Daibes now has ten days to withdraw from the plea deal or accept what sounds like will be a far harsher sentence.

Meanwhile, prosecutors in the Menendez docket are curious why Daibes’ lawyers from that case are now representing Wael Hana in the Menendez case, suggesting there may be a conflict, not just with the Hana representation, but also because Lawrence Lustberg is a witness to some of the events in the Menendez case.

As discussed at the October 2, 2023 initial pretrial conference, Mr. Lustberg presently represents co-defendant Fred Daibes in his pending federal case in the District of New Jersey, which case is related to the charges in this matter. See, e.g., Indictment ¶ 38. Ms. Collart likewise also represents Daibes in the pending New Jersey federal case. Since the initial conference before Your Honor earlier this week, the district judge in the District of New Jersey has rejected Daibes’s plea agreement pursuant to Federal Rule of Criminal Procedure 11(c)(1)(C), increasing the likelihood of future litigation in that case. This representation presents at least a potential conflictof-interest regarding Mr. Lustberg’s and Ms. Collart’s ongoing duty to Daibes, including their duty to maintain confidences. See, e.g., United States v. Perez, 325 F.3d 115, 127 (2d Cir. 2003).

In addition, as discussed at the initial pretrial conference, Mr. Lustberg has personal knowledge of certain facts relevant to this matter. See, e.g., Indictment ¶¶ 40, 44(c). Such knowledge raises two related, but distinct concerns: First, the Government at trial may seek to call Mr. Lustberg and/or enter into evidence materials or elicit testimony from other witnesses regarding events with which Mr.
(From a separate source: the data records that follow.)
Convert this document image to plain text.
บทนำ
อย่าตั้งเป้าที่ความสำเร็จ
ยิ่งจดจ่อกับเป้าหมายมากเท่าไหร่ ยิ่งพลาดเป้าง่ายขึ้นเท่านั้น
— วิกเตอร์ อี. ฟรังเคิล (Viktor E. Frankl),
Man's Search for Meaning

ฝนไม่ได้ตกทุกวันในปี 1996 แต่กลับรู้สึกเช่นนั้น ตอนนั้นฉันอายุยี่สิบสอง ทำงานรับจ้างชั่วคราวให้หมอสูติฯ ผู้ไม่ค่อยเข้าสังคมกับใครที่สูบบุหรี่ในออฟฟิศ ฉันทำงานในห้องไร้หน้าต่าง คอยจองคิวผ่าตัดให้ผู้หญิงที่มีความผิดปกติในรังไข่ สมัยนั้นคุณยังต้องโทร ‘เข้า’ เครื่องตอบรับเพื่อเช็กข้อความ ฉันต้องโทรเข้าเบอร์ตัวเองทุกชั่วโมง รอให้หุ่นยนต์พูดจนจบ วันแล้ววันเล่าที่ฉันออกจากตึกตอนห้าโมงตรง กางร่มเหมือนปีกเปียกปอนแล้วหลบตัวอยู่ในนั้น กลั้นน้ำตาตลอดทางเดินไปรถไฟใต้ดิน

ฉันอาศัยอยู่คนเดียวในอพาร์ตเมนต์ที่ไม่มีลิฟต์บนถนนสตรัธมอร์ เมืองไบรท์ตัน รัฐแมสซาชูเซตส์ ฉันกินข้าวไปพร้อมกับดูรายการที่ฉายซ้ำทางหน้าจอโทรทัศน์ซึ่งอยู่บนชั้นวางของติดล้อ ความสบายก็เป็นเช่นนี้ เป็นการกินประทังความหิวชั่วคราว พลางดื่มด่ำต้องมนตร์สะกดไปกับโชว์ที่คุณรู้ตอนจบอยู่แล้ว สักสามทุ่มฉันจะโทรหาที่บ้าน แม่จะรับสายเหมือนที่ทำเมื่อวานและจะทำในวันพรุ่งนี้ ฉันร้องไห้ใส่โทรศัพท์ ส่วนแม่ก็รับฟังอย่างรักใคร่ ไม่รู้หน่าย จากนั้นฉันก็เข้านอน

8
Lustberg was involved. Second, Mr. Lustberg (and his cocounsel) may be limited in their ability to make certain arguments to the Court or the jury at trial, irrespective of whether their client, Hana, wishes them to make these arguments. Although the Court need not resolve the question now, the first of these issues could present an “unsworn witness” issue regarding at least Mr. Lustberg. See, e.g., United States v. Locascio, 6 F.3d 924, 933-34 (2d Cir. 1993); United States v. Kerik, 531 F. Supp. 2d 610, 614-16 (S.D.N.Y. 2008). The Government believes that the second of these issues is waivable by the defendant. See, e.g., Perez, 325 F.3d at 125-27.

As I noted, I think the indictment actually presents far less clarity about what Daibes got in exchange for a good deal of cash than most commentators acknowledge.

The complications in Daibes’ life might present a way to clarify them.

In tangential news, after a series of reports on the fatal accident that led Nadine Menendez to need a new car, New Jersey has reopened that investigation.